Megvii-BaseDetection / DenseTeacher

DenseTeacher: Dense Pseudo-Label for Semi-supervised Object Detection

Apache License 2.0

119 stars 12 forks source link

coco-p1 training divergent #13

Open HaojieYuu opened 2 years ago

HaojieYuu commented 2 years ago

I tried to reproduce results under coco-p1 configuration, but training divergent after 40k steps and I got only 14% mAP which is far lower than 19.64%. Could you help me, please

ZRandomize commented 2 years ago

Training with such small amout of supervision is sensitive to hyper-parameters, please try batch 8 and logits weight 3

ZRandomize commented 2 years ago

just corrected the config in latest commit

HaojieYuu commented 2 years ago

Thanks for the reply, I will try the latest code

HaojieYuu commented 2 years ago

I just tried the latest config, and I add IMS_PER_DEVICE=1 to avoid the below assert. `def adjust_config(cfg): base_world_size = int(cfg.SOLVER.IMS_PER_BATCH / cfg.SOLVER.IMS_PER_DEVICE)

Batchsize, learning rate and max_iter in original config is used for 8 GPUs

assert base_world_size == 8, "IMS_PER_BATCH/DEVICE in config file is used for 8 GPUs"`

But the training still diverged after about 40k steps. I got higher result 16% mAP, but it's still much lower than 19.64%. I notice that coco-p1 don't use multiple-scale training, will that influence the final result?

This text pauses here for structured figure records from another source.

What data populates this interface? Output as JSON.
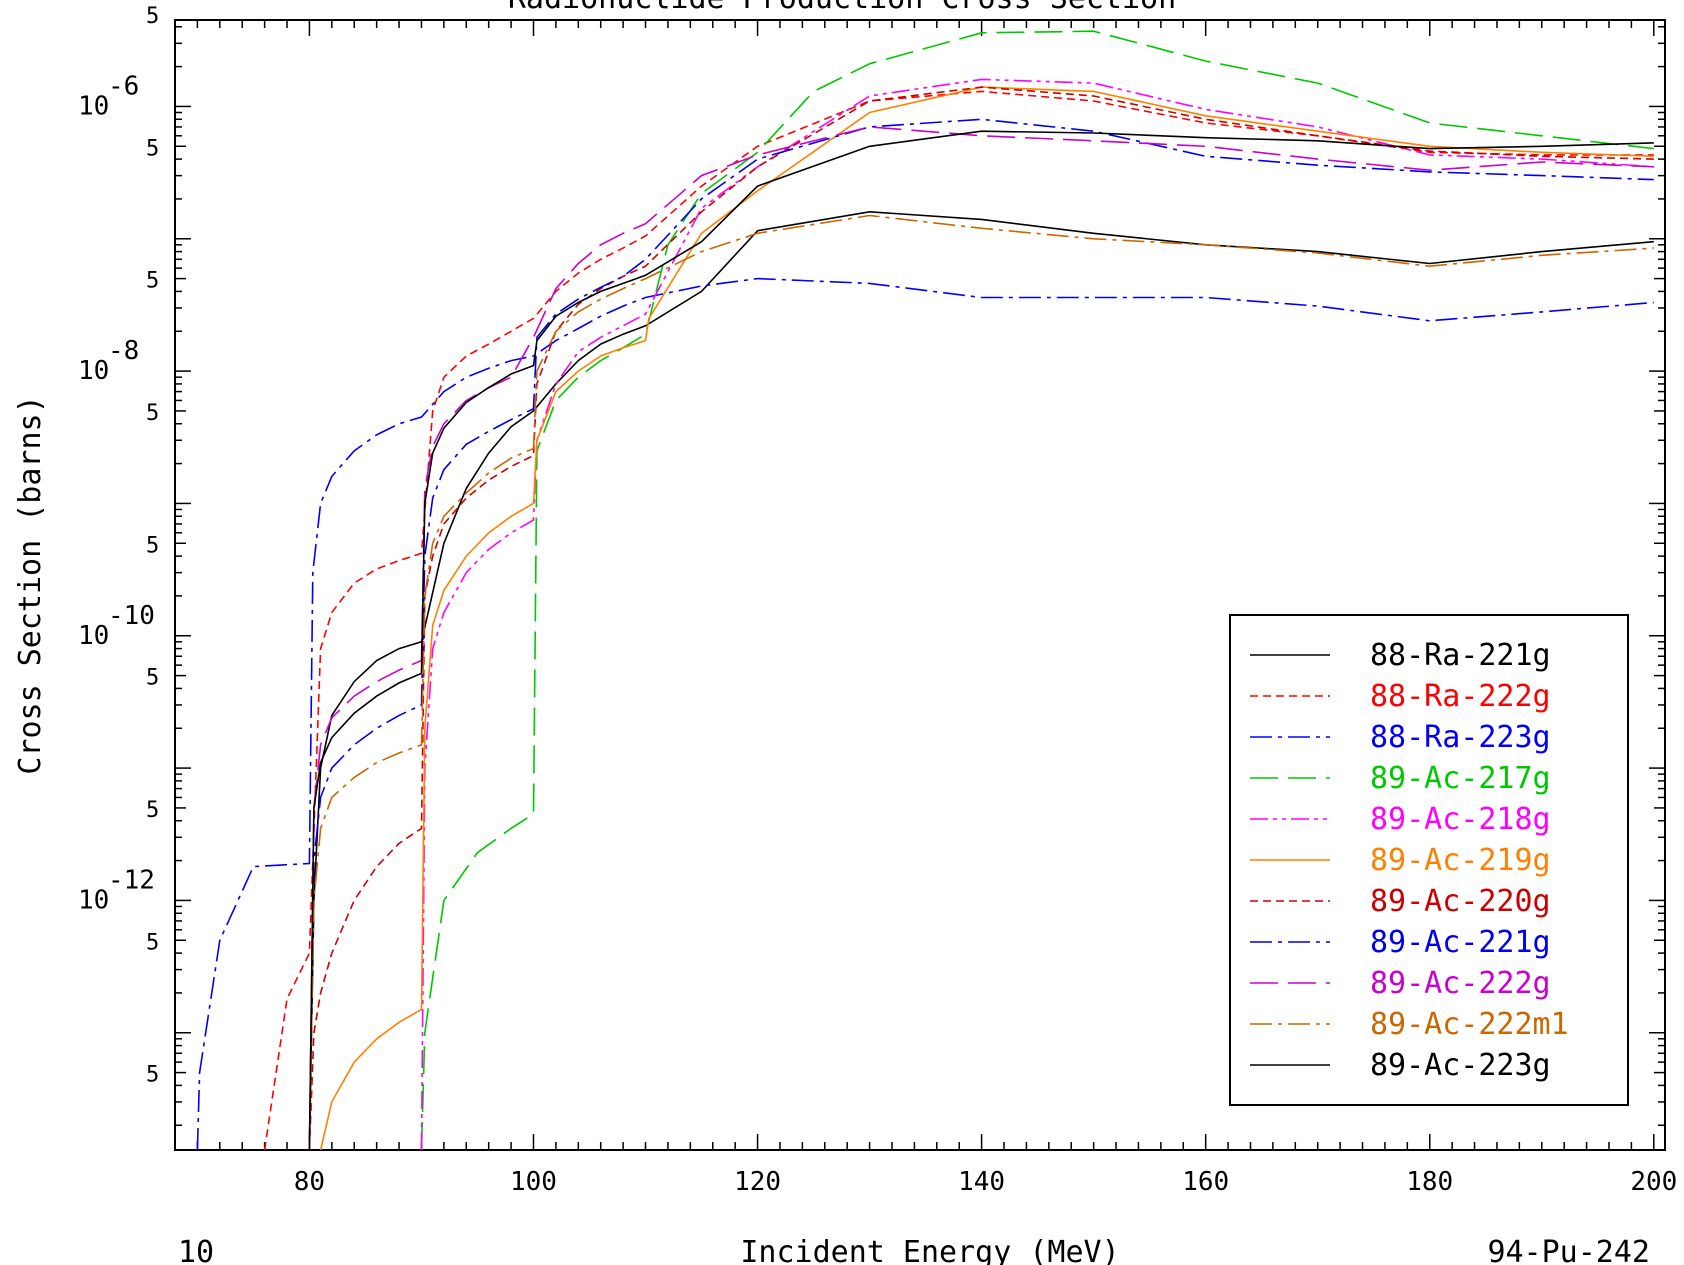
{
  "chart_data": {
    "type": "line",
    "title": "Radionuclide Production Cross Section",
    "xlabel": "Incident Energy (MeV)",
    "ylabel": "Cross Section (barns)",
    "xlim": [
      68,
      201
    ],
    "ylog": true,
    "ylim": [
      1.3e-14,
      4.5e-06
    ],
    "x_ticks": [
      80,
      100,
      120,
      140,
      160,
      180,
      200
    ],
    "y_decade_labels": [
      {
        "value": 1e-06,
        "mantissa": "10",
        "exponent": "-6"
      },
      {
        "value": 1e-08,
        "mantissa": "10",
        "exponent": "-8"
      },
      {
        "value": 1e-10,
        "mantissa": "10",
        "exponent": "-10"
      },
      {
        "value": 1e-12,
        "mantissa": "10",
        "exponent": "-12"
      }
    ],
    "y_five_labels": [
      5e-06,
      5e-07,
      5e-08,
      5e-09,
      5e-10,
      5e-11,
      5e-12,
      5e-13,
      5e-14
    ],
    "five_label_text": "5",
    "legend_position": "lower-right",
    "series": [
      {
        "name": "88-Ra-221g",
        "color": "#000000",
        "dash": "solid",
        "x": [
          80,
          80.4,
          81,
          82,
          84,
          86,
          88,
          90,
          92,
          94,
          96,
          98,
          100,
          102,
          104,
          106,
          108,
          110,
          115,
          120,
          130,
          140,
          150,
          160,
          170,
          180,
          190,
          200
        ],
        "y": [
          1.3e-14,
          1e-12,
          1e-11,
          2.5e-11,
          4.5e-11,
          6.5e-11,
          8e-11,
          9e-11,
          5e-10,
          1.3e-09,
          2.4e-09,
          3.8e-09,
          5e-09,
          8e-09,
          1.2e-08,
          1.6e-08,
          1.9e-08,
          2.2e-08,
          4e-08,
          1.15e-07,
          1.6e-07,
          1.4e-07,
          1.1e-07,
          9e-08,
          8e-08,
          6.5e-08,
          8e-08,
          9.5e-08
        ]
      },
      {
        "name": "88-Ra-222g",
        "color": "#ff0000",
        "dash": "short",
        "x": [
          76,
          78,
          80,
          81,
          82,
          84,
          86,
          88,
          90,
          91,
          92,
          94,
          96,
          98,
          100,
          102,
          104,
          106,
          108,
          110,
          115,
          120,
          130,
          140,
          150,
          160,
          170,
          180,
          190,
          200
        ],
        "y": [
          1.3e-14,
          1.8e-13,
          4e-13,
          8e-11,
          1.5e-10,
          2.5e-10,
          3.2e-10,
          3.7e-10,
          4.2e-10,
          5e-09,
          9e-09,
          1.3e-08,
          1.6e-08,
          2e-08,
          2.5e-08,
          4e-08,
          5.5e-08,
          7e-08,
          8.5e-08,
          1.05e-07,
          2.5e-07,
          5e-07,
          1.1e-06,
          1.3e-06,
          1.1e-06,
          7.5e-07,
          6e-07,
          4.5e-07,
          4.3e-07,
          4.3e-07
        ]
      },
      {
        "name": "88-Ra-223g",
        "color": "#0000ff",
        "dash": "dashdot",
        "x": [
          70,
          70.2,
          72,
          75,
          80,
          80.3,
          81,
          82,
          84,
          86,
          88,
          90,
          92,
          94,
          96,
          98,
          100,
          102,
          104,
          106,
          108,
          110,
          115,
          120,
          130,
          140,
          150,
          160,
          170,
          180,
          190,
          200
        ],
        "y": [
          1.3e-14,
          5e-14,
          5e-13,
          1.8e-12,
          1.9e-12,
          3e-10,
          1e-09,
          1.6e-09,
          2.5e-09,
          3.3e-09,
          4e-09,
          4.5e-09,
          7e-09,
          9e-09,
          1.05e-08,
          1.2e-08,
          1.3e-08,
          1.7e-08,
          2.1e-08,
          2.6e-08,
          3.1e-08,
          3.6e-08,
          4.4e-08,
          5e-08,
          4.6e-08,
          3.6e-08,
          3.6e-08,
          3.6e-08,
          3.1e-08,
          2.4e-08,
          2.8e-08,
          3.3e-08
        ]
      },
      {
        "name": "89-Ac-217g",
        "color": "#00c800",
        "dash": "longdash",
        "x": [
          90,
          90.3,
          92,
          95,
          98,
          100,
          100.3,
          102,
          104,
          106,
          108,
          110,
          112,
          115,
          120,
          125,
          130,
          140,
          150,
          160,
          170,
          180,
          190,
          200
        ],
        "y": [
          1.3e-14,
          1e-13,
          1e-12,
          2.3e-12,
          3.5e-12,
          4.5e-12,
          2.5e-09,
          6e-09,
          9e-09,
          1.2e-08,
          1.5e-08,
          1.9e-08,
          9e-08,
          2.2e-07,
          4.5e-07,
          1.3e-06,
          2.1e-06,
          3.6e-06,
          3.7e-06,
          2.2e-06,
          1.5e-06,
          7.5e-07,
          6e-07,
          4.8e-07
        ]
      },
      {
        "name": "89-Ac-218g",
        "color": "#ff00ff",
        "dash": "dashdotdot",
        "x": [
          90,
          90.3,
          91,
          92,
          94,
          96,
          98,
          100,
          100.3,
          102,
          104,
          106,
          108,
          110,
          115,
          120,
          130,
          140,
          150,
          160,
          170,
          180,
          190,
          200
        ],
        "y": [
          1.3e-14,
          1e-11,
          8e-11,
          1.5e-10,
          3e-10,
          4.5e-10,
          6e-10,
          7.5e-10,
          3e-09,
          8e-09,
          1.4e-08,
          1.8e-08,
          2.2e-08,
          2.7e-08,
          1.7e-07,
          3.5e-07,
          1.2e-06,
          1.6e-06,
          1.5e-06,
          9.5e-07,
          7e-07,
          4.3e-07,
          4e-07,
          3.5e-07
        ]
      },
      {
        "name": "89-Ac-219g",
        "color": "#ff8000",
        "dash": "solid",
        "x": [
          81,
          82,
          84,
          86,
          88,
          90,
          90.3,
          91,
          92,
          94,
          96,
          98,
          100,
          100.3,
          102,
          104,
          106,
          108,
          110,
          110.3,
          115,
          120,
          130,
          140,
          150,
          160,
          170,
          180,
          190,
          200
        ],
        "y": [
          1.3e-14,
          3e-14,
          6e-14,
          9e-14,
          1.2e-13,
          1.5e-13,
          2e-11,
          1.2e-10,
          2.2e-10,
          4e-10,
          6e-10,
          8e-10,
          1e-09,
          3e-09,
          7e-09,
          1e-08,
          1.3e-08,
          1.5e-08,
          1.7e-08,
          2.5e-08,
          1.1e-07,
          2.3e-07,
          9e-07,
          1.4e-06,
          1.3e-06,
          8.5e-07,
          6.5e-07,
          5e-07,
          4.5e-07,
          4.2e-07
        ]
      },
      {
        "name": "89-Ac-220g",
        "color": "#cc0000",
        "dash": "short",
        "x": [
          80,
          80.4,
          81,
          82,
          84,
          86,
          88,
          90,
          90.3,
          91,
          92,
          94,
          96,
          98,
          100,
          100.3,
          102,
          104,
          106,
          108,
          110,
          115,
          120,
          130,
          140,
          150,
          160,
          170,
          180,
          190,
          200
        ],
        "y": [
          1.3e-14,
          1e-13,
          2e-13,
          4e-13,
          1e-12,
          1.8e-12,
          2.7e-12,
          3.5e-12,
          2e-10,
          4e-10,
          7e-10,
          1.1e-09,
          1.5e-09,
          1.9e-09,
          2.3e-09,
          8e-09,
          2e-08,
          3.2e-08,
          4.2e-08,
          5.2e-08,
          6.2e-08,
          1.6e-07,
          3.5e-07,
          1.1e-06,
          1.4e-06,
          1.2e-06,
          8e-07,
          6e-07,
          4.6e-07,
          4.2e-07,
          4e-07
        ]
      },
      {
        "name": "89-Ac-221g",
        "color": "#0000ee",
        "dash": "dashdot",
        "x": [
          80,
          80.4,
          81,
          82,
          84,
          86,
          88,
          90,
          90.3,
          91,
          92,
          94,
          96,
          98,
          100,
          100.3,
          102,
          104,
          106,
          108,
          110,
          115,
          120,
          130,
          140,
          150,
          160,
          170,
          180,
          190,
          200
        ],
        "y": [
          1.3e-14,
          2e-12,
          6e-12,
          1e-11,
          1.5e-11,
          2e-11,
          2.5e-11,
          3e-11,
          4e-10,
          1.1e-09,
          1.8e-09,
          2.8e-09,
          3.5e-09,
          4.3e-09,
          5.2e-09,
          1.8e-08,
          2.7e-08,
          3.5e-08,
          4.3e-08,
          5.2e-08,
          7e-08,
          2e-07,
          4e-07,
          7e-07,
          8e-07,
          6.5e-07,
          4.2e-07,
          3.6e-07,
          3.2e-07,
          3e-07,
          2.8e-07
        ]
      },
      {
        "name": "89-Ac-222g",
        "color": "#cc00cc",
        "dash": "longdash",
        "x": [
          80,
          80.4,
          81,
          82,
          84,
          86,
          88,
          90,
          90.3,
          91,
          92,
          94,
          96,
          98,
          100,
          102,
          104,
          106,
          108,
          110,
          115,
          120,
          130,
          140,
          150,
          160,
          170,
          180,
          190,
          200
        ],
        "y": [
          1.3e-14,
          5e-12,
          1.5e-11,
          2.4e-11,
          3.5e-11,
          4.5e-11,
          5.5e-11,
          6.5e-11,
          1.3e-09,
          2.7e-09,
          4e-09,
          6e-09,
          7.5e-09,
          9e-09,
          1.8e-08,
          4.2e-08,
          6.5e-08,
          9e-08,
          1.1e-07,
          1.3e-07,
          3e-07,
          4.3e-07,
          7e-07,
          6e-07,
          5.5e-07,
          5e-07,
          4e-07,
          3.3e-07,
          3.8e-07,
          3.5e-07
        ]
      },
      {
        "name": "89-Ac-222m1",
        "color": "#cc6600",
        "dash": "dashdot",
        "x": [
          80,
          80.4,
          81,
          82,
          84,
          86,
          88,
          90,
          90.3,
          91,
          92,
          94,
          96,
          98,
          100,
          100.3,
          102,
          104,
          106,
          108,
          110,
          115,
          120,
          130,
          140,
          150,
          160,
          170,
          180,
          190,
          200
        ],
        "y": [
          1.3e-14,
          1e-12,
          3.5e-12,
          6e-12,
          8.5e-12,
          1.1e-11,
          1.3e-11,
          1.5e-11,
          2e-10,
          5e-10,
          8e-10,
          1.2e-09,
          1.7e-09,
          2.2e-09,
          2.6e-09,
          1e-08,
          2e-08,
          2.8e-08,
          3.5e-08,
          4.2e-08,
          5e-08,
          8e-08,
          1.1e-07,
          1.5e-07,
          1.2e-07,
          1e-07,
          9e-08,
          7.8e-08,
          6.2e-08,
          7.5e-08,
          8.5e-08
        ]
      },
      {
        "name": "89-Ac-223g",
        "color": "#000000",
        "dash": "solid",
        "x": [
          80,
          80.4,
          81,
          82,
          84,
          86,
          88,
          90,
          90.3,
          91,
          92,
          94,
          96,
          98,
          100,
          100.3,
          102,
          104,
          106,
          108,
          110,
          115,
          120,
          130,
          140,
          150,
          160,
          170,
          180,
          190,
          200
        ],
        "y": [
          1.3e-14,
          5e-12,
          1.1e-11,
          1.7e-11,
          2.6e-11,
          3.5e-11,
          4.4e-11,
          5.2e-11,
          1e-09,
          2.4e-09,
          3.7e-09,
          5.8e-09,
          7.5e-09,
          9.5e-09,
          1.1e-08,
          1.7e-08,
          2.6e-08,
          3.3e-08,
          4e-08,
          4.6e-08,
          5.3e-08,
          9.5e-08,
          2.5e-07,
          5e-07,
          6.5e-07,
          6.3e-07,
          5.8e-07,
          5.5e-07,
          4.8e-07,
          5e-07,
          5.3e-07
        ]
      }
    ]
  },
  "footer": {
    "left": "10",
    "right": "94-Pu-242"
  }
}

ZRandomize commented 2 years ago

Indeed... Thanks for correction, I'll fix it. The multi-scale training would affect performance a lot, please use SUPERVISED=(WeakAug,dict(short_edge_length=(640, 672, 704, 736, 768, 800), max_size=1333, sample_style="choice")), to align with previous works like Unbiased Teacher; or SUPERVISED=(WeakAug,dict(short_edge_length=(640, 800), max_size=1333, sample_style="range")), for higher performance

HaojieYuu commented 2 years ago

Thanks for your reply. I get 18.49 mAP now, but it's still 1 point lower than the score presented in paper(19.64±0.34). Can this fluctuation in the result be considered normal? Besides, I noticed that both the student model and the teacher model are evaluated twice, but I can't find where the problem is. This problem can be reproduced with the latest code, could you please help?

ZRandomize commented 2 years ago

seems its close, our curve looks like this: We make the model evaluate both teacher and student every 2k iter, and we report the performance of the teacher

HaojieYuu commented 2 years ago

Thanks for your detailed reply! In my situation, the inference is carried out 4 times every 2k iter, not 2 times. Both the teacher and student models are evaluated twice which is bizarre. I didn't modify the code, could you reproduce this problem with the official code?